Cette situation s’inscrit dans une continuité documentée. Dès 2018, plusieurs rapports avaient déjà mis en évidence de graves défaillances de gouvernance : absence de contrôle rigoureux, interventions politiques dans l’octroi des prêts et faiblesse chronique des mécanismes de recouvrement. Mais ces alertes n’ont pas été suivies de réformes structurelles à la hauteur des risques identifiés.

Aujourd’hui, la dérive est aggravée par une structure financière déséquilibrée. Les frais de fonctionnement atteindraient près de 60 % des ressources disponibles, alors que les standards de bonne gestion recommandent un plafond d’environ 10 %. Ce déséquilibre transforme l’institution en organisme consommateur de ressources plutôt qu’en véritable gestionnaire de capital social.

Dans le même temps, l’ONA gère une base estimée à plus de quatre millions de cotisants, dont les contributions devraient constituer un pilier de stabilité nationale. Or, la combinaison de pertes massives et de coûts administratifs excessifs fragilise désormais sa capacité à honorer ses engagements futurs.

Cette crise dépasse toutefois le seul cadre de l’ONA. Elle met en lumière une problématique plus large : celle de la gestion historique des fonds sociaux en Haïti. Plusieurs cas similaires sont évoqués concernant les fonds de pension de structures publiques ou para-publiques, notamment ceux du ministère des Finances, de la Cimenterie d’Haïti et même des Forces Armées d’Haïti (FADH), dont les ressources de retraite auraient été, selon plusieurs observateurs, dilapidées sans transparence ni reddition de comptes claire.

Ces pratiques répétées dessinent un schéma inquiétant : celui d’une érosion progressive des mécanismes de solidarité nationale au profit de circuits opaques de captation de ressources publiques.

Sur le plan social, les conséquences sont majeures. Le système de retraite haïtien repose sur un modèle conçu à une époque où l’espérance de vie était beaucoup plus faible. Aujourd’hui, les bénéficiaires vivent plus longtemps, parfois plus de vingt ans après leur retraite, sans que les contributions aient été ajustées à cette réalité démographique.

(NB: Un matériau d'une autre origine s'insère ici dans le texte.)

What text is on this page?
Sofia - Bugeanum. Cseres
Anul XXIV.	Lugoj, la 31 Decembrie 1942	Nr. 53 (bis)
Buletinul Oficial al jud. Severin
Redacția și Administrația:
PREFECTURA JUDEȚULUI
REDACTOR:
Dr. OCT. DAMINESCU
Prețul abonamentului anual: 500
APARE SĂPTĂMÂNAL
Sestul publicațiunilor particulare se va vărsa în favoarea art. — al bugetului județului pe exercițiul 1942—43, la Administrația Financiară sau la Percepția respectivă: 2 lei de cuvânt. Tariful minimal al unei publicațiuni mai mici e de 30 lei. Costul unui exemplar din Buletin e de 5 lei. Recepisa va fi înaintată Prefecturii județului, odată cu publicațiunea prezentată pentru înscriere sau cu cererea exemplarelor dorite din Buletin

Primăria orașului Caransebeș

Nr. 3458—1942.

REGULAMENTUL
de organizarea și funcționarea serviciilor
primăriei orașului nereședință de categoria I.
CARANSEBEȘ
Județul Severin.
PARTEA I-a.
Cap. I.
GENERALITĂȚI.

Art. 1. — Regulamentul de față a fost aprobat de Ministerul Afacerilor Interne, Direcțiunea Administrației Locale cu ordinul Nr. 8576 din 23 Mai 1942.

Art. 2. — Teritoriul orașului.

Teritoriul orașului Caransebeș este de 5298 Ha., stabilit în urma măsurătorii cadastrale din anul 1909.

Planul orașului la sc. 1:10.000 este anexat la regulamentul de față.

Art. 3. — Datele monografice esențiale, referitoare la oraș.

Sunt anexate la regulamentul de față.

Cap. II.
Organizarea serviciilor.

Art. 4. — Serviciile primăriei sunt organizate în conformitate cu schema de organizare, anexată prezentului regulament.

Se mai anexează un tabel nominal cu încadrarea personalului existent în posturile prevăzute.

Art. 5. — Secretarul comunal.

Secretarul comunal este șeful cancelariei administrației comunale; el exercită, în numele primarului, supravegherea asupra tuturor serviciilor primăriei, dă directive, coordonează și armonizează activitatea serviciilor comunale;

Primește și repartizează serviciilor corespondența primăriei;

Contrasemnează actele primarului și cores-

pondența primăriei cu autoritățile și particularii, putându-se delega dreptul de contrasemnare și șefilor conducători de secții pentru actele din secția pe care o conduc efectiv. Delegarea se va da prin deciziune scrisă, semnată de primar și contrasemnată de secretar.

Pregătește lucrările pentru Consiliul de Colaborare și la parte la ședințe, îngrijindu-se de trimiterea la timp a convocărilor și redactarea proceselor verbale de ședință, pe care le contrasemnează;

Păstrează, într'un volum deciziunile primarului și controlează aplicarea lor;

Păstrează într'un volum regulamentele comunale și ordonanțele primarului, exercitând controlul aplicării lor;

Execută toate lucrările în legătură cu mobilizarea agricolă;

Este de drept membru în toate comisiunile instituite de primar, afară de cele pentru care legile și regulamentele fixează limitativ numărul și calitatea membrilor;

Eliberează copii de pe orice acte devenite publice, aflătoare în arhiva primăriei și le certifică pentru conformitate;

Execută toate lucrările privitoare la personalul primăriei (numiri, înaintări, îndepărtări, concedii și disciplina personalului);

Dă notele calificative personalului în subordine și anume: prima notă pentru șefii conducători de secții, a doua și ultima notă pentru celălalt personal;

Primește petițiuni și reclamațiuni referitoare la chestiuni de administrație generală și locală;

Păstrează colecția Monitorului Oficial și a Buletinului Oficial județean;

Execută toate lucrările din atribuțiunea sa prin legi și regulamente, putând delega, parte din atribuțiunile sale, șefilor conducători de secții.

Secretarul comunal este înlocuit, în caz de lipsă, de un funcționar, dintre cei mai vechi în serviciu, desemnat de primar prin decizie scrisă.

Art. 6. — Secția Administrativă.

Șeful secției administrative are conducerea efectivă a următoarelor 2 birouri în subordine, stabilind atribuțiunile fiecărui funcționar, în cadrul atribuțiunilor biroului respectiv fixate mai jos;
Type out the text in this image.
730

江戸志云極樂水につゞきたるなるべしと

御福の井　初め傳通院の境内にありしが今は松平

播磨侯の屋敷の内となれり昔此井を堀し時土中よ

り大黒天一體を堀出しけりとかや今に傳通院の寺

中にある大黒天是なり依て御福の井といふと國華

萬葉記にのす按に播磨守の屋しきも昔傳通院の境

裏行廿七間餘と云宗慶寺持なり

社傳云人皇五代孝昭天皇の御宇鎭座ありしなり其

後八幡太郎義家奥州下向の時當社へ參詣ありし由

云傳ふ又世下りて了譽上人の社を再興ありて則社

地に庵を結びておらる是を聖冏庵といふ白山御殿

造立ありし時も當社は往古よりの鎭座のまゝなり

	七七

Ce déséquilibre structurel crée une tension permanente entre les ressources entrantes et les obligations de paiement, rendant le système vulnérable à une crise de solvabilité à moyen terme.

Dans ce contexte, la justice commence à intervenir. Une correspondance du juge Louberns Élysée adressée à la direction générale de l’ONA ordonne la mise à disposition de plusieurs cadres dans le cadre d’une enquête pour abus de fonction. Cette procédure s’appuie sur un rapport de l’Unité de lutte contre la corruption (ULCC), qui met en cause un ancien directeur général déjà incarcéré, ainsi que plusieurs bénéficiaires de prêts irréguliers.

Ces développements judiciaires confirment que l’affaire dépasse les responsabilités individuelles pour toucher à un réseau administratif plus large, impliquant des chaînes de décision internes et des complicités structurelles.

Face à l’ampleur des révélations, une conclusion s’impose : l’ONA n’est plus seulement confrontée à une crise financière, mais à une crise de légitimité. Le système de sécurité sociale lui-même est fragilisé par des décennies de pratiques où la règle a été remplacée par l’exception, et où le bien commun a été progressivement subordonné à des logiques d’intérêts privés.

Les experts appellent désormais à une refondation radicale : audit intégral des portefeuilles de prêts, poursuites judiciaires systématiques, réforme de la gouvernance, réduction drastique des coûts administratifs et surtout, dépolitisation complète de la gestion des fonds sociaux.

Sans cette transformation en profondeur, préviennent plusieurs analystes, ce n’est pas seulement l’ONA qui est en jeu, mais la crédibilité même du contrat social entre l’État haïtien et ses citoyens travailleurs.